Lion (Predator) Tracking

This is one of the most fascinating experiences within Queen Elizabeth National Park, the activity is carried out in the Morning and late afternoon and tracking time lasts between one to three hours. The pride of Lions is always tracked with a radio collar receiving equipments with designed radio antennae offering a 100% chance of sighting the lions. This activity is more interesting because tourists get the chance to get closer with the lions than it is with game drives. Tourists and researchers get the chance to learn the behavior of the Lions within Queen Elizabeth National Park. Lions are also social animals that move in groups of 3-25 members in a pride. With this adventure, you will be able to learn about the nocturnal roars of the lions, their intensity and also distress calls from the prey. You will also be told about the tactics used in tracking the lions, for example how to know when the lions are moving in the tall grasses and how they create a slight path of bent grass, how these predators mark their territories through scrapping the ground with their feet which creates parallel scrapes of soil of 12 centimeters wide and 20 centimeters long. Other tactics used by the lions include rubbing their heads in the grasses that leaves unnoticeable blonde hairs behind, spraying dry sticky urine on well known bushes. Tracking within Queen Elizabeth National park costs $150 for foreign non-residents, $150 per person for foreign residents and Shs 150,000 for East African residents.

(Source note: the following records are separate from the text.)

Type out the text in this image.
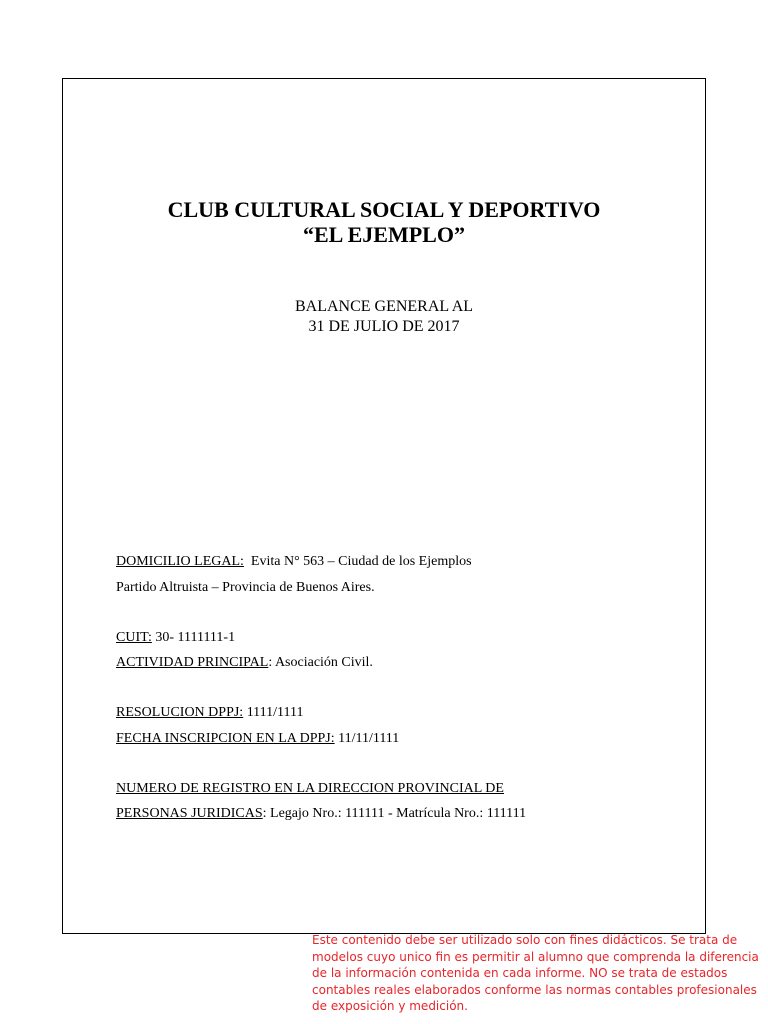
CLUB CULTURAL SOCIAL Y DEPORTIVO
“EL EJEMPLO”
BALANCE GENERAL AL
31 DE JULIO DE 2017
DOMICILIO LEGAL: Evita N° 563 – Ciudad de los Ejemplos
Partido Altruista – Provincia de Buenos Aires.
CUIT: 30- 1111111-1
ACTIVIDAD PRINCIPAL: Asociación Civil.
RESOLUCION DPPJ: 1111/1111
FECHA INSCRIPCION EN LA DPPJ: 11/11/1111
NUMERO DE REGISTRO EN LA DIRECCION PROVINCIAL DE
PERSONAS JURIDICAS: Legajo Nro.: 111111 - Matrícula Nro.: 111111
Este contenido debe ser utilizado solo con fines didácticos. Se trata de modelos cuyo unico fin es permitir al alumno que comprenda la diferencia de la información contenida en cada informe. NO se trata de estados contables reales elaborados conforme las normas contables profesionales de exposición y medición.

Other interesting experiential tourism activities within Queen Elizabeth National Park include

  • Hippo Census that costs $100 for foreign non residents and foreign residents and Shs 100,000 for East African residents
  • Bird Counts

Practical Information
Experiential tourism activities usually take place in the early morning or evening and last between 1-3 hours. Occasionally the activities take place at night.

All activities must be booked through the Visitor Information Centre in Mweya at least 24 hours in advance. The number of people on each outing is limited in order to reduce stress on animals and increase unique, quality experiences for visitors.